“To me, this safe storage message means a lot if it helps another family not have to experience this grief,” Eunice Benavidez tells PEOPLE
Eunice Benavidez was 3 years old when she and her family of five left the Dominican Republic to pursue the American dream. They ended up in New York City, where her father, Alejandro Guerrero, worked as a taxi driver to make ends meet. But in 1992, at age 42, he was shot and killed during an armed robbery.
“It was hard for my mother to be a widow and have three young children,” Benavidez tells PEOPLE. “I was the youngest. And learning a new language when you’ve been here for less than two years — you’re basically all alone.”
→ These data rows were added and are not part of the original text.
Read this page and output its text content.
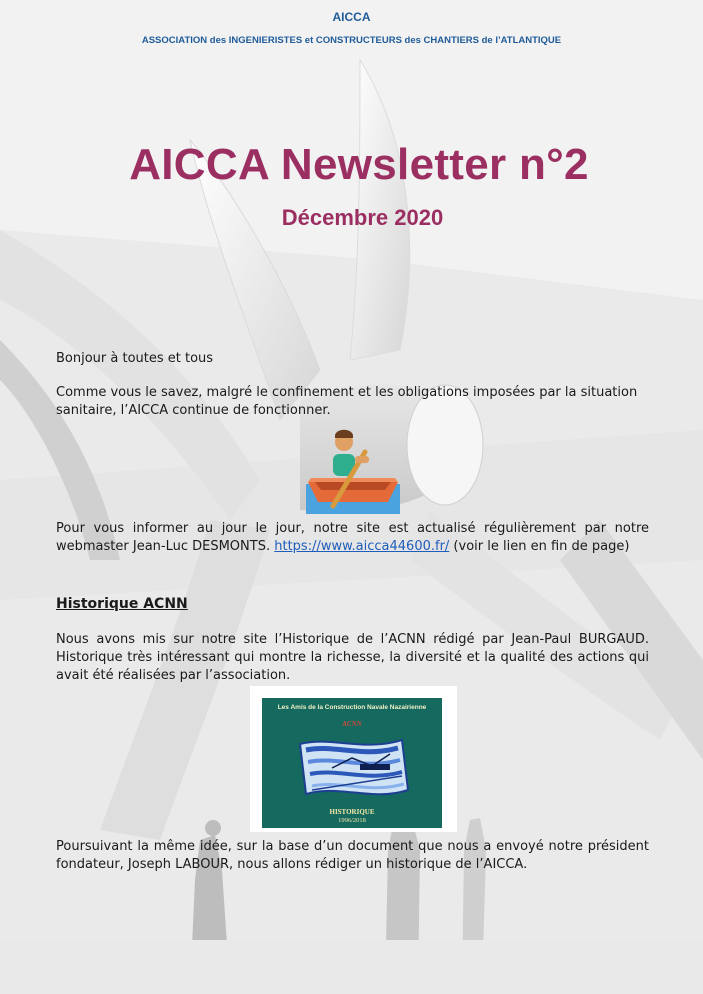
AICCA
ASSOCIATION des INGENIERISTES et CONSTRUCTEURS des CHANTIERS de l’ATLANTIQUE
AICCA Newsletter n°2
Décembre 2020
Bonjour à toutes et tous
Comme vous le savez, malgré le confinement et les obligations imposées par la situation sanitaire, l’AICCA continue de fonctionner.
Pour vous informer au jour le jour, notre site est actualisé régulièrement par notre webmaster Jean-Luc DESMONTS. https://www.aicca44600.fr/ (voir le lien en fin de page)
Historique ACNN
Nous avons mis sur notre site l’Historique de l’ACNN rédigé par Jean-Paul BURGAUD. Historique très intéressant qui montre la richesse, la diversité et la qualité des actions qui avait été réalisées par l’association.
Les Amis de la Construction Navale Nazairienne
ACNN
HISTORIQUE
1996/2018
Poursuivant la même idée, sur la base d’un document que nous a envoyé notre président fondateur, Joseph LABOUR, nous allons rédiger un historique de l’AICCA.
Benavidez says her mother “worked hard to get us out of here and move to Michigan,” where the family suffered another tragedy years later. Benavidez’s older brother, Alejandro Jr., was just weeks away from his 15th birthday when his best friend accidentally fatally shot him with an unsecured pistol in 2001.
“My big brother went to stay overnight and never came home,” Benavidez says. That tragedy, she says, represented “a different kind of gun violence that we didn’t even know was dangerous.”
Benavidez is now a social worker and volunteer at Moms Demand Action, a grassroots group within the nonprofit Everytown for Gun Safety, that works to prevent gun violence and advocate for safe gun storage.
She says she became a volunteer after learning about the Everytown Survivor Network and connecting with others affected by gun violence.